Paulo Cunha

Musique-se

Paulo Cunha

Música Tik Tok

Todos os anos em que recebo na escola onde ensino alunos que iniciam um novo ciclo de escolaridade, solicito-lhes que preencham uma ficha informativa onde constam as suas preferências musicais quanto aos tipos/géneros de música e intérpretes/grupos musicais. Naturalmente, ano após ano, as respostas vão variando consoante as predileções e as músicas que estão então na moda. Nada que me surpreenda!

Ora, uma das vantagens de ser professor de Educação Musical é poder estar constantemente a “medir o pulso” às novas tendências musicais que as novas gerações vão abraçando e tomando como suas. Tenho vindo a descobrir que, cada vez mais, os alunos não conhecem intérpretes nem géneros musicais. Hoje, numa turma de 5.º ano de escolaridade, ao perguntar que música ouviam os seus pais, grande parte dos alunos respondeu que não sabe ou que os seus pais não escutam música (o que duvido). Responderam-me também, maioritariamente, que usam apenas o telemóvel como fonte sonora.

Ao responderem “Eu ovo determinada música”, percebo que muitos jovens nunca conjugaram o verbo ouvir, pois jamais alguém lhes terá perguntado o que eu questiono. Confesso que me tenho surpreendido com as respostas redutoras com que alguns jovens, entre os dez e os doze anos, me respondem: “A minha música preferida é da Rádio Comercial!” ou, mais atualmente, “Só oiço e conheço as músicas que dão no Tik Tok”.

Ao comentar e perguntar aos meus alunos se têm a noção que ao ouvirem a música duma determinada estação de rádio, de tv ou de uma rede social estão a deixar que sejam os outros a escolher e a condicionar o seu gosto musical, muitos deles, sem sequer responder, só pela expressão facial denotam que nunca terão refletido ou pensado em tal questão.
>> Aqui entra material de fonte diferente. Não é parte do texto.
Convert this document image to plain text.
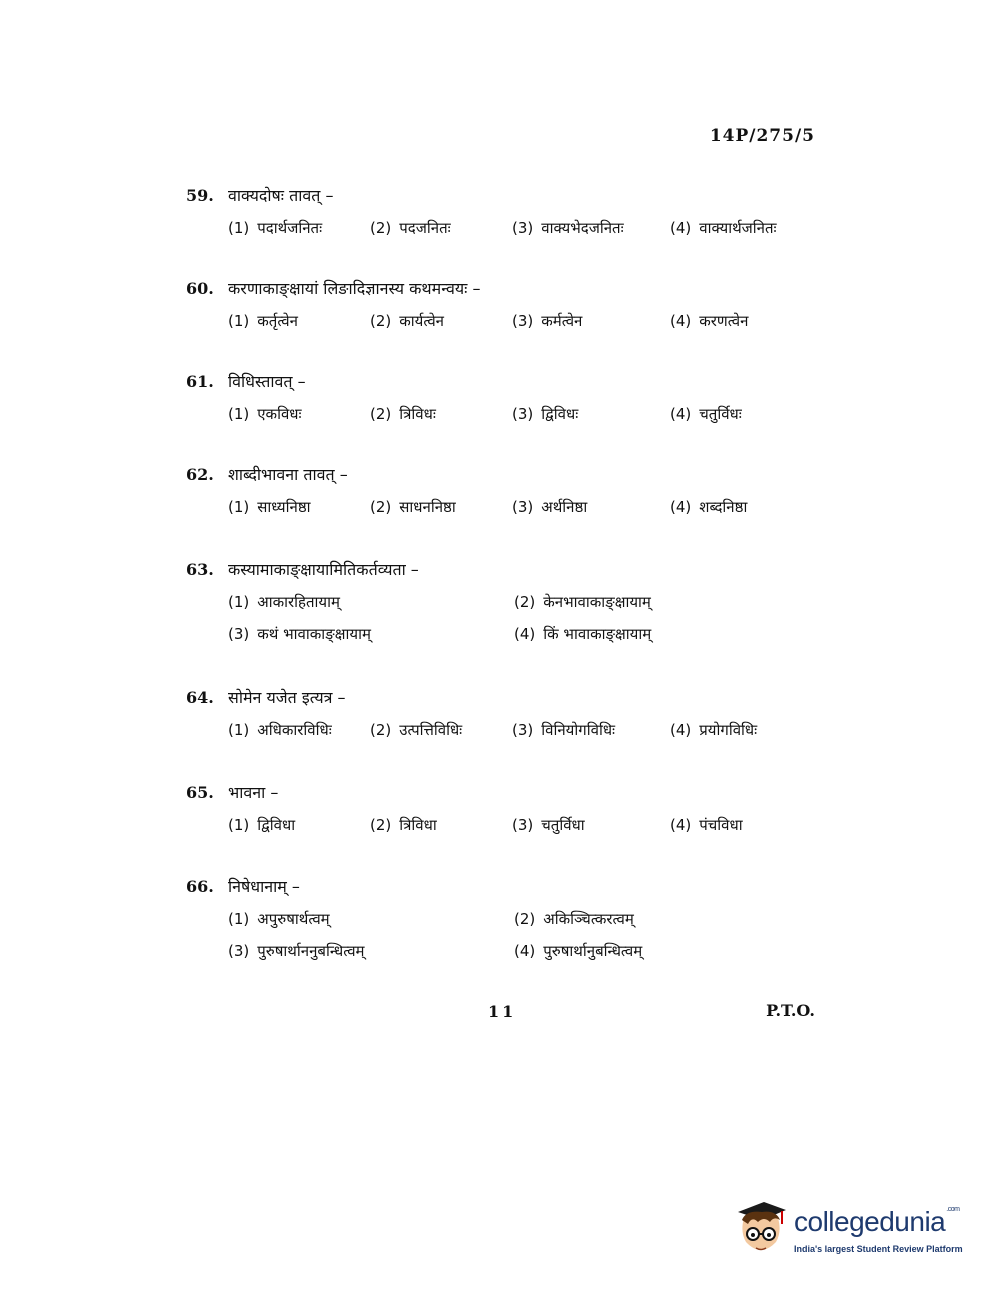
14P/275/5
59. वाक्यदोषः तावत् –
(1) पदार्थजनितः	(2) पदजनितः	(3) वाक्यभेदजनितः	(4) वाक्यार्थजनितः
60. करणाकाङ्क्षायां लिङादिज्ञानस्य कथमन्वयः –
(1) कर्तृत्वेन	(2) कार्यत्वेन	(3) कर्मत्वेन	(4) करणत्वेन
61. विधिस्तावत् –
(1) एकविधः	(2) त्रिविधः	(3) द्विविधः	(4) चतुर्विधः
62. शाब्दीभावना तावत् –
(1) साध्यनिष्ठा	(2) साधननिष्ठा	(3) अर्थनिष्ठा	(4) शब्दनिष्ठा
63. कस्यामाकाङ्क्षायामितिकर्तव्यता –
(1) आकारहितायाम्	(2) केनभावाकाङ्क्षायाम्
(3) कथं भावाकाङ्क्षायाम्	(4) किं भावाकाङ्क्षायाम्
64. सोमेन यजेत इत्यत्र –
(1) अधिकारविधिः	(2) उत्पत्तिविधिः	(3) विनियोगविधिः	(4) प्रयोगविधिः
65. भावना –
(1) द्विविधा	(2) त्रिविधा	(3) चतुर्विधा	(4) पंचविधा
66. निषेधानाम् –
(1) अपुरुषार्थत्वम्	(2) अकिञ्चित्करत्वम्
(3) पुरुषार्थाननुबन्धित्वम्	(4) पुरुषार्थानुबन्धित्वम्
11	P.T.O.
collegedunia$^{.com}$
India's largest Student Review Platform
Por analogia, de seguida, questiono se lhes perguntar qual é a comida que mais apreciam irão responder que é a de um determinado restaurante. Obviamente, respondem-me que não, pois num restaurante existem muitos pratos na lista e eles só escolhem o que mais gostam. Naturalmente, percebem onde quero chegar com a questão.
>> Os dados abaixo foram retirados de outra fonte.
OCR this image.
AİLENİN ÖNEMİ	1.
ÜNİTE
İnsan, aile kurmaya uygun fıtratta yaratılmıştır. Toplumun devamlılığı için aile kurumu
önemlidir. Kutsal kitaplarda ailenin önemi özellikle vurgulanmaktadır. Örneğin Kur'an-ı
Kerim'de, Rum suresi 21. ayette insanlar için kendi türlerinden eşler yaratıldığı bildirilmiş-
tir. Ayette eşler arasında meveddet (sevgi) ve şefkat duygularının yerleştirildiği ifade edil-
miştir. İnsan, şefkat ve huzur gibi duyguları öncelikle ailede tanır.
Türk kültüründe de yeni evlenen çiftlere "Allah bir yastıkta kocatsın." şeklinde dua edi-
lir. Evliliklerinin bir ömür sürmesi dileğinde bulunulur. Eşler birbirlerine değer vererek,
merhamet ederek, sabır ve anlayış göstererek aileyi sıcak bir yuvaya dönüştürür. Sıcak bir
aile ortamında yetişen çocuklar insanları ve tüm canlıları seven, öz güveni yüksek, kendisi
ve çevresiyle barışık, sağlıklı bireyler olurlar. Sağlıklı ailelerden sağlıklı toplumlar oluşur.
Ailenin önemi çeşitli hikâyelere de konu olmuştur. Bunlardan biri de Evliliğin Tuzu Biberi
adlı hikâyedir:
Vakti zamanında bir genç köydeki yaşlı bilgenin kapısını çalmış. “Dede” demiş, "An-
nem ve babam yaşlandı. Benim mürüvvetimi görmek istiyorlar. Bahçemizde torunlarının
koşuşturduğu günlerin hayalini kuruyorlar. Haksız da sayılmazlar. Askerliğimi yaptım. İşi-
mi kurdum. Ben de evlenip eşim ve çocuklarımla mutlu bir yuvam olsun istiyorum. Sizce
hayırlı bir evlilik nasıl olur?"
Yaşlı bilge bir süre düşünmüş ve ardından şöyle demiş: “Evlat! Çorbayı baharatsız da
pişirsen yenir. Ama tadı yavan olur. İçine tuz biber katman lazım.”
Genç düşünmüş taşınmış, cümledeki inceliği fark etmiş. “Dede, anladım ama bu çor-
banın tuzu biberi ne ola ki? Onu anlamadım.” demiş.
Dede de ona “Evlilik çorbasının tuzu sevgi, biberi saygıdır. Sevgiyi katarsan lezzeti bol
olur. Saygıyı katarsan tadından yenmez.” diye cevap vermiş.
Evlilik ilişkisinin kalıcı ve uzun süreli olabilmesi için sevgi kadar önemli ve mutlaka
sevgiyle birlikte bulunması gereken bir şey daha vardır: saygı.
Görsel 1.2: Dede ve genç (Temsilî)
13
Pois… tal como noutras áreas, desde tenra idade temos já influencers atentos às escolhas dos jovens potenciais consumidores. Prontos a condicionar e a decidir as preferências daqueles que, pela ausência de conhecimento, depositam nos outros o seu gosto e, por consequência, muitos “gostos”. Sabendo que assim é, as multinacionais ligadas à produção musical não olham a esforços e meios para usar as redes sociais, youtube e rádios privadas para manietar, condicionar e assim estandardizar o gosto por determinados músicos que, a prazo, servirão os interesses das mesmas.

Para além do pouco que aprendem nas aulas de Educação Musical, é vital que a família desempenhe o importante e insubstituível papel na formação musical das novas gerações, sob pena de, a curto prazo, enfermarmos de iliteracia musical. Porque tal como noutras áreas da cultura, nada é pior do que imaginar que os vindouros serão desprovidos dos conhecimentos que lhes permitirão ter sentido crítico, analítico e estético, inviabilizando-lhes assim a capacidade de formular opiniões sustentadas e justificadas sobre o que musicalmente produzirão e consumirão.